Dean Wade will average 4+ assists per game and win Big 12 Player of the Year – He averaged 2.7 p/g last season and I think that number will only increase as he sees more double teams and increased defensive attention. He has some of the best vision you’ll find in a player his size and he’ll use that to feed cutters in the lane or find open shooters around the arc. Some may not view the latter part of this as particularly bold considering he’s already been named preseason POY, but I think this will be a tighter race than most with him coming off injury and Dedric Lawson, Jaylen Fisher, Sagaba Konate, Jarrett Culver, and Lindell Wigginton (among others) also in the mix.
Austin Trice will play starter’s minutes in conference play and beyond – He was the top rebounder in JUCO ball a year ago and that’s something this team desperately needs. He’s limited offensively, but his prowess on the boards and intensity can more than more than make up for that. I think he’ll bring a nasty, junkyard dog mentality on the block, which in turn will make it hard to keep him off the floor. Mawien still has the edge at the 5 spot and will likely hold down the starting slot, but don’t be shocked if Trice is often on the floor next to Wade in crunch time.
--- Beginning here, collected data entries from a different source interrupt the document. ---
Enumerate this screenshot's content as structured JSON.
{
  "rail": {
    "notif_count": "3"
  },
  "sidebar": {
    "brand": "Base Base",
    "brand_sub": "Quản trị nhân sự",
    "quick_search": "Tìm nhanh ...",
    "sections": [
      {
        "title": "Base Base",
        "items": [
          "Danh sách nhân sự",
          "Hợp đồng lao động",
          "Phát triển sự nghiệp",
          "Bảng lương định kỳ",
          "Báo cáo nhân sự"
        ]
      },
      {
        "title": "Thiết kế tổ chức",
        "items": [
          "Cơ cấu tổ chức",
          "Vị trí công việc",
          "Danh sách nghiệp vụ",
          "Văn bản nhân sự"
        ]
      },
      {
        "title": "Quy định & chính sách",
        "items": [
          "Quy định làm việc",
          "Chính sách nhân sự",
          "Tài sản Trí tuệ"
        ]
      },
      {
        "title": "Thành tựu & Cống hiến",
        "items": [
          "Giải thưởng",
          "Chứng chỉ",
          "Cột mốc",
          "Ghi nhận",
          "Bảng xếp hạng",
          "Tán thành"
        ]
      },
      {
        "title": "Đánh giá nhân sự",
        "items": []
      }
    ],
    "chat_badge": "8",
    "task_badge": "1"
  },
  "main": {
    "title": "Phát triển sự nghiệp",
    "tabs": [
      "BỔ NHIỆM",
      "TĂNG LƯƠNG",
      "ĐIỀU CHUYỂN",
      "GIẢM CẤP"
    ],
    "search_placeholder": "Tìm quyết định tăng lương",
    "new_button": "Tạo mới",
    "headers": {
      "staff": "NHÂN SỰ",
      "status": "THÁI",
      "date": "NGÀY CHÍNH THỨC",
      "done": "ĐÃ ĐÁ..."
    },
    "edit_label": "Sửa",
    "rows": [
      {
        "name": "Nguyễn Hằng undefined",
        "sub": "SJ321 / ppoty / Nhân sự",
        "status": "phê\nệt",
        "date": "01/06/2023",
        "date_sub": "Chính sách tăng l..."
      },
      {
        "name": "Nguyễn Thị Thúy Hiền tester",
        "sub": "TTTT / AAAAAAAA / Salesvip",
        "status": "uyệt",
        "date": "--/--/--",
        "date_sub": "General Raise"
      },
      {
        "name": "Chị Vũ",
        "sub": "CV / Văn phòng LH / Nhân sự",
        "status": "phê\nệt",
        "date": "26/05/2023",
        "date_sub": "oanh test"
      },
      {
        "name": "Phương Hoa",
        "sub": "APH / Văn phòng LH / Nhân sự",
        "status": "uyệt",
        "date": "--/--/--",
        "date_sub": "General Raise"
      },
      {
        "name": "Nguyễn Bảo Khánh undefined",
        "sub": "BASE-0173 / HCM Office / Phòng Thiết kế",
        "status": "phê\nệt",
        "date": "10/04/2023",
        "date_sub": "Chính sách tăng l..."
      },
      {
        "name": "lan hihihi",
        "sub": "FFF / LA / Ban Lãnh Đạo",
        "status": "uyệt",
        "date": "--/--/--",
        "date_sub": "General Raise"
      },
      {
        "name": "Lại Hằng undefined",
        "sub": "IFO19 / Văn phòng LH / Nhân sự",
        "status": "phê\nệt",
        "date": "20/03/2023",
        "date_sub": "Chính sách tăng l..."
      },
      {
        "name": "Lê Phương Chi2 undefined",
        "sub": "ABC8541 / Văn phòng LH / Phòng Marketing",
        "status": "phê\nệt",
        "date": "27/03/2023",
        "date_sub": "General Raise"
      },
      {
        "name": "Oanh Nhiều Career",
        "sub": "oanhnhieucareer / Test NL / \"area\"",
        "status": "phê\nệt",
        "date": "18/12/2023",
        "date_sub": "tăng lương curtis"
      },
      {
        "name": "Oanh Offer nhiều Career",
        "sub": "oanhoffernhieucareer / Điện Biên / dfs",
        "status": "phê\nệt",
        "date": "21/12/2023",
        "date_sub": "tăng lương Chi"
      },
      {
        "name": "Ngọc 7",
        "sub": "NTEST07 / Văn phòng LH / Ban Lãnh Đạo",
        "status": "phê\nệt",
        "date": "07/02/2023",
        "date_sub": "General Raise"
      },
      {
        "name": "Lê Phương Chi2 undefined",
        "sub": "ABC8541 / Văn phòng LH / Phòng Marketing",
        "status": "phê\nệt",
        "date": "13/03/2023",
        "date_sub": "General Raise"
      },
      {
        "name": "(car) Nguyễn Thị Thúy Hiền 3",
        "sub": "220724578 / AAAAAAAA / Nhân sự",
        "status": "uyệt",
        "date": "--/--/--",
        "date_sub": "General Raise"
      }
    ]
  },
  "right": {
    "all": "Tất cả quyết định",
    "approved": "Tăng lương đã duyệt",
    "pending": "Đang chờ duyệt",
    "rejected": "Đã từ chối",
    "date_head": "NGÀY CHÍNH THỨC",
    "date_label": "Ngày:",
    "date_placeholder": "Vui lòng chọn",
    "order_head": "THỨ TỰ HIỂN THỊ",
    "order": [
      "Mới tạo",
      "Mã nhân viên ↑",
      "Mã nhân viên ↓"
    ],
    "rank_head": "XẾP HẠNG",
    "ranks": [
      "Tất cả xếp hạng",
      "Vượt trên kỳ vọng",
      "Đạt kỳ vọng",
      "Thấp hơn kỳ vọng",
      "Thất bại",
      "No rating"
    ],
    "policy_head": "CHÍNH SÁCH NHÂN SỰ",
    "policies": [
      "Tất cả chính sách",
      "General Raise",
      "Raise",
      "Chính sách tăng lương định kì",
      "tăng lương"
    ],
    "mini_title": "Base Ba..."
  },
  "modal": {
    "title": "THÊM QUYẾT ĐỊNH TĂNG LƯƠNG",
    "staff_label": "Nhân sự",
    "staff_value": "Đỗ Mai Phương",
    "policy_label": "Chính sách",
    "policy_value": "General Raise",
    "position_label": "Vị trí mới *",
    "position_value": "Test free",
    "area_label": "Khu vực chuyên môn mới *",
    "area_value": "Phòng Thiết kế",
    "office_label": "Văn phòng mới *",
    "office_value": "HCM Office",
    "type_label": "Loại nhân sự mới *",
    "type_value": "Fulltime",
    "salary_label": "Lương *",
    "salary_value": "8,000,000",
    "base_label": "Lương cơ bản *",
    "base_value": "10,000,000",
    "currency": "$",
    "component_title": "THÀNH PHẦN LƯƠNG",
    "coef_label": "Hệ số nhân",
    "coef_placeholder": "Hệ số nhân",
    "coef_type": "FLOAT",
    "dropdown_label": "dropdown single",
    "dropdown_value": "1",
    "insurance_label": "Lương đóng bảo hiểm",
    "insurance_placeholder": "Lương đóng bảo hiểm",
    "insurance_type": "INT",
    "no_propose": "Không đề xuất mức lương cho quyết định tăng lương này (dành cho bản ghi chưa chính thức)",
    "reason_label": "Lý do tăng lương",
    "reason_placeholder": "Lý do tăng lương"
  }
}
G: Well…let’s go big or go home. K-State takes home some version of hardware. That means (in order of likelihood) win the Paradise Jam, Big 12 conference tournament, Big 12 regular season title, or national title. And I should clarify – I think they win more than just the Paradise tournament. I think all K-State fans are a bit shell-shocked, just in general, and don’t realize how good this team can be. The entire point of recruiting, developing, and keeping 4-year players is to have seasons like this one. If they don’t win some of that coveted hardware, this class won’t be remembered like they should. So it’s on them, and…I think it happens.
Another one? The Big 12 wins the national title.